Fixed costs are those costs that will not increase as a result of you selling more of your products/services. See the screenshot below of my sample spreadsheet.
Some of these expenses may not apply. Many of these expenses vary depending upon your industry and location.
You may need to call Internet companies, insurance agents, and others to get quotes. You don’t need exact numbers, just reasonable estimates. When you estimate, it is not a bad idea to estimate a tad on the high side.
As you work and rework your financials, you will be able to shop for vendors/solutions that accomplish more for less.
If you are using the 12-month business budget as a guide, visit the second tab on the bottom of the spreadsheet called “Goods.” Here is where we need to discuss variable costs.
These are costs that increase when you sell more products/services and decrease when you sell less.
Typically, variable costs apply when you sell product (rather than a service). These costs are known as Cost of Goods Sold (COGS). For example, if you sell bikes, you had to purchase the bike before you sold it. If you sell more bikes, then you also had to buy more bikes to sell.
In my example here, you have 6 types of products. Scroll down to row 70. For this example, let’s say that Product 1 costs you $100/product.
Price your beginning inventory, estimate the purchase of additional inventory (“goods purchased”), estimate shipping (if applicable), estimate labor costs (if applicable), and use “other” as your catch-all for any other costs associated with the first product.
When estimating variable costs, you will need to begin considering your selling price for the product. Let’s say that for Product 1, we started with 50 products (beginning inventory of $5,000), you bought 100 more products (goods purchased at $10,000), and then you sold 110 products at $175 apiece in January (scroll back up to row 5, sales are $19,250).
It is not important that you establish your price point at this time. For now, you are simply playing with numbers to understand your variable costs.
With shipping charges at $500 ($5/product), your total COGS for Product 1 is $11,500. When you “sold” 110 products at $175/product, row 80 shows a Profit of $7,750 after COGS. You have a remaining inventory of 4o products for a Less Ending Inventory of $4,000 (this will become your beginning inventory for February).

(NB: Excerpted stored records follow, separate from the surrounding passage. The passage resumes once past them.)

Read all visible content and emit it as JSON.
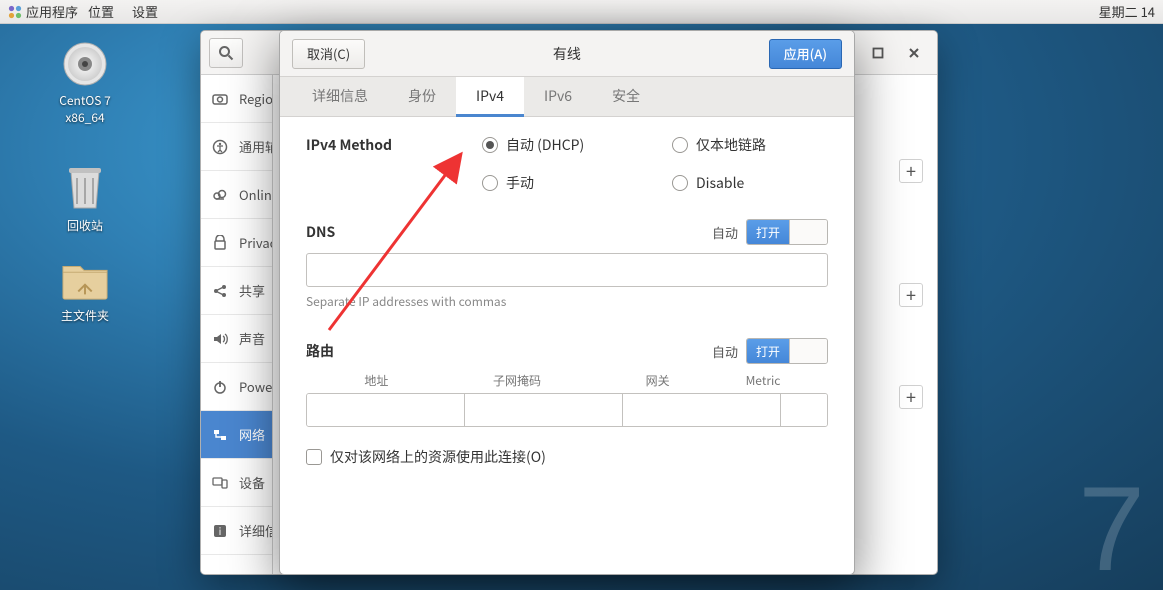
{
  "panel": {
    "apps": "应用程序",
    "places": "位置",
    "settings": "设置",
    "clock": "星期二  14"
  },
  "desktop": {
    "cd_line1": "CentOS 7",
    "cd_line2": "x86_64",
    "trash": "回收站",
    "home": "主文件夹"
  },
  "settings_win": {
    "sidebar": [
      {
        "icon": "camera",
        "label": "Region"
      },
      {
        "icon": "universal",
        "label": "通用辅"
      },
      {
        "icon": "cloud",
        "label": "Online"
      },
      {
        "icon": "privacy",
        "label": "Privacy"
      },
      {
        "icon": "share",
        "label": "共享"
      },
      {
        "icon": "sound",
        "label": "声音"
      },
      {
        "icon": "power",
        "label": "Power"
      },
      {
        "icon": "network",
        "label": "网络"
      },
      {
        "icon": "devices",
        "label": "设备"
      },
      {
        "icon": "info",
        "label": "详细信"
      }
    ],
    "plus": "+"
  },
  "dialog": {
    "cancel": "取消(C)",
    "apply": "应用(A)",
    "title": "有线",
    "tabs": {
      "details": "详细信息",
      "identity": "身份",
      "ipv4": "IPv4",
      "ipv6": "IPv6",
      "security": "安全"
    },
    "ipv4": {
      "method_label": "IPv4 Method",
      "rb_auto": "自动 (DHCP)",
      "rb_local": "仅本地链路",
      "rb_manual": "手动",
      "rb_disable": "Disable",
      "dns_label": "DNS",
      "auto_label": "自动",
      "toggle_on": "打开",
      "dns_hint": "Separate IP addresses with commas",
      "routes_label": "路由",
      "route_cols": {
        "addr": "地址",
        "mask": "子网掩码",
        "gw": "网关",
        "metric": "Metric"
      },
      "only_this": "仅对该网络上的资源使用此连接(O)"
    }
  }
}
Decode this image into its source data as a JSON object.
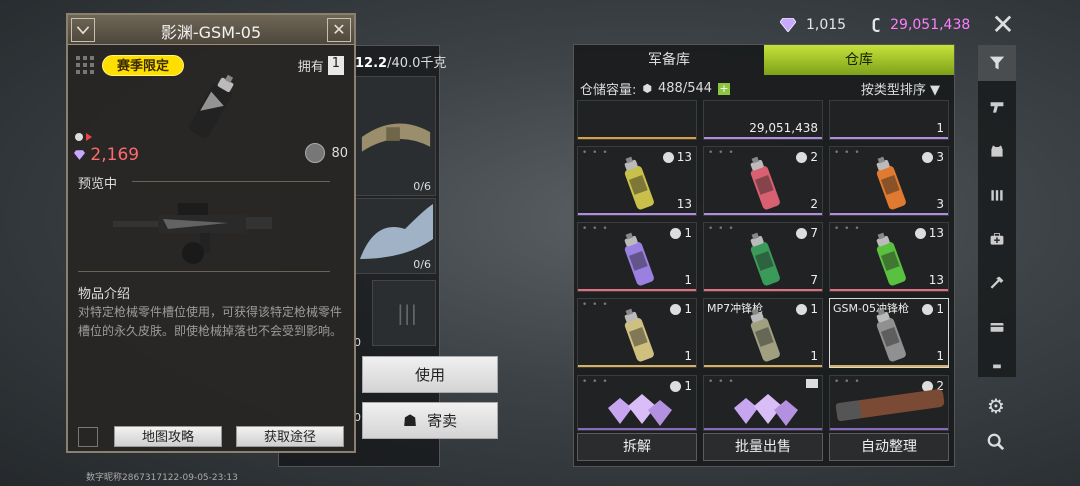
{
  "currency": {
    "gems": "1,015",
    "coins": "29,051,438"
  },
  "background_panel": {
    "weight": "12.2",
    "weight_max": "/40.0千克",
    "cells": [
      {
        "count": "0/6"
      },
      {
        "count": "0/6"
      },
      {
        "count": "0"
      },
      {
        "count": "0"
      }
    ]
  },
  "detail": {
    "title": "影渊-GSM-05",
    "badge": "赛季限定",
    "owned_label": "拥有",
    "owned_count": "1",
    "price": "2,169",
    "rep_value": "80",
    "preview_label": "预览中",
    "intro_label": "物品介绍",
    "description": "对特定枪械零件槽位使用，可获得该特定枪械零件槽位的永久皮肤。即使枪械掉落也不会受到影响。",
    "btn_map": "地图攻略",
    "btn_source": "获取途径"
  },
  "actions": {
    "use": "使用",
    "consign": "寄卖"
  },
  "warehouse": {
    "tabs": [
      "军备库",
      "仓库"
    ],
    "capacity_label": "仓储容量:",
    "capacity_value": "488/544",
    "sort_label": "按类型排序",
    "top_row": [
      {
        "qty": ""
      },
      {
        "qty": "29,051,438"
      },
      {
        "qty": "1"
      }
    ],
    "rows": [
      [
        {
          "owned": "13",
          "qty": "13",
          "color": "#b08de0",
          "can": "#c8c04a"
        },
        {
          "owned": "2",
          "qty": "2",
          "color": "#b08de0",
          "can": "#d86070"
        },
        {
          "owned": "3",
          "qty": "3",
          "color": "#b08de0",
          "can": "#e07a30"
        }
      ],
      [
        {
          "owned": "1",
          "qty": "1",
          "color": "#e07080",
          "can": "#9a80e0"
        },
        {
          "owned": "7",
          "qty": "7",
          "color": "#e07080",
          "can": "#3a9a5a"
        },
        {
          "owned": "13",
          "qty": "13",
          "color": "#e07080",
          "can": "#5ac040"
        }
      ],
      [
        {
          "owned": "1",
          "qty": "1",
          "name": "",
          "color": "#d8b060",
          "can": "#cfc080"
        },
        {
          "owned": "1",
          "qty": "1",
          "name": "MP7冲锋枪",
          "color": "#d8b060",
          "can": "#a0a080"
        },
        {
          "owned": "1",
          "qty": "1",
          "name": "GSM-05冲锋枪",
          "color": "#d8b060",
          "can": "#909090"
        }
      ],
      [
        {
          "owned": "1",
          "qty": "",
          "color": "#8a6ac0"
        },
        {
          "owned": "",
          "qty": "",
          "color": "#8a6ac0"
        },
        {
          "owned": "2",
          "qty": "",
          "color": "#8a6ac0"
        }
      ]
    ],
    "btn_dismantle": "拆解",
    "btn_bulk_sell": "批量出售",
    "btn_auto_sort": "自动整理"
  },
  "watermark": "数字昵称2867317122-09-05-23:13"
}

Play with these numbers by considering the cost of your products based on each manufacturer or contractor. If you want higher quality products, your variable costs will be higher, and vice versa.
Do not be shy! If you need help from someone that understands spreadsheets and numbers, work with an accountant, CPA, or bookkeeper.

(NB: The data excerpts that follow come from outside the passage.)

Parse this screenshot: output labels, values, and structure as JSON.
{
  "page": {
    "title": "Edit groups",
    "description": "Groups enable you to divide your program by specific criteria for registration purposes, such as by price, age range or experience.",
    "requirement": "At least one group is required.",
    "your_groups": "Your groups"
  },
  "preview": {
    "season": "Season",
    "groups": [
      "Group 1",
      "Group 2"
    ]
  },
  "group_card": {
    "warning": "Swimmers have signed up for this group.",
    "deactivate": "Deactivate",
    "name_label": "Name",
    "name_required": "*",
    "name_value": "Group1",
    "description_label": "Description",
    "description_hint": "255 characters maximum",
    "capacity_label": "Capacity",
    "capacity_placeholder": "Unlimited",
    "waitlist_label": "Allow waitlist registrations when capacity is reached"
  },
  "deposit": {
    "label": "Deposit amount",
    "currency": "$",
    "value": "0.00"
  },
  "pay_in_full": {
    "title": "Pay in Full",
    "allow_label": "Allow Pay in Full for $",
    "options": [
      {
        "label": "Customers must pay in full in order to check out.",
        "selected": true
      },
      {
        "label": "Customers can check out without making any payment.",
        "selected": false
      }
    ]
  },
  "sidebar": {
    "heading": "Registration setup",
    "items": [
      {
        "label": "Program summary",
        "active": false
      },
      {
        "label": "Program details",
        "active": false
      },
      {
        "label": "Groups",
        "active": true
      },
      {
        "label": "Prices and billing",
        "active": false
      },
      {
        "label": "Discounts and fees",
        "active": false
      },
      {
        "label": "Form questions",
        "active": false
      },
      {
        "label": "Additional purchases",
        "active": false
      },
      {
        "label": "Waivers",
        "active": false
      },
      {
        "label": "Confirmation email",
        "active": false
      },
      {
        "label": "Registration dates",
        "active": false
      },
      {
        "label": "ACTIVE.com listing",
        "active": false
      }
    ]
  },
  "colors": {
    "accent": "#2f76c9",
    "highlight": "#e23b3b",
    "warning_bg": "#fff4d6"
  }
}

Build a Break-Even Formula
Once you’ve identified your costs, you can begin to understand how much you need to sell before you make money. You need to become more comfortable using a Break-Even Analysis than any other financial statement.
Add Fixed Costs
Simply copy/paste your fixed costs from your 12-month business budget spreadsheet to rows 10-21 on the break-even analysis calculator. If any fixed costs are not listed on the Break Even spreadsheet, add them up and enter the total into row 21.
The fixed costs listed on row 22 of your “break-even-analysis.xlsx” should match your total fixed costs listed on row 43 of your 12-month business budget.
Add Variable Costs
For variable costs, take an average of the total cost for one product sold.
For example, we said above that Product 1 costs you $105 (including shipping). Let’s say that for Product 2 it costs you $125/product, and for Product 3 it costs your $90/product. The average cost per product is $107.
Enter $107 on row 26.
Let’s say that the selling price for each product is as follows: Product 1, $175; Product 2, $230; Product 3, $120. Your average selling price per product is $175.
Enter $175 on row 5.
According to your costs and selling price, row 6 shows you that you would need to sell 568 products in 1 month to break-even. Your total sales equal $99,400 to break even.
“Breaking even” simply means that your business pays for itself. Your sales have kept up with all your costs.
If the sales numbers seem too high to reasonably achieve, you should look for lowering your costs and/or increasing your prices. In this example, it is likely that your fixed costs are too high, specifically your payroll.
A break-even analysis helps you refine your budget before launching your business.
What is most important in having what you need to build a business plan comes down to what it takes to break even and become profitable.
If you would like to add in a profit goal, simply add your profit goal into row 44 (Targeted Net Income Before Taxes). The break-even will update automatically.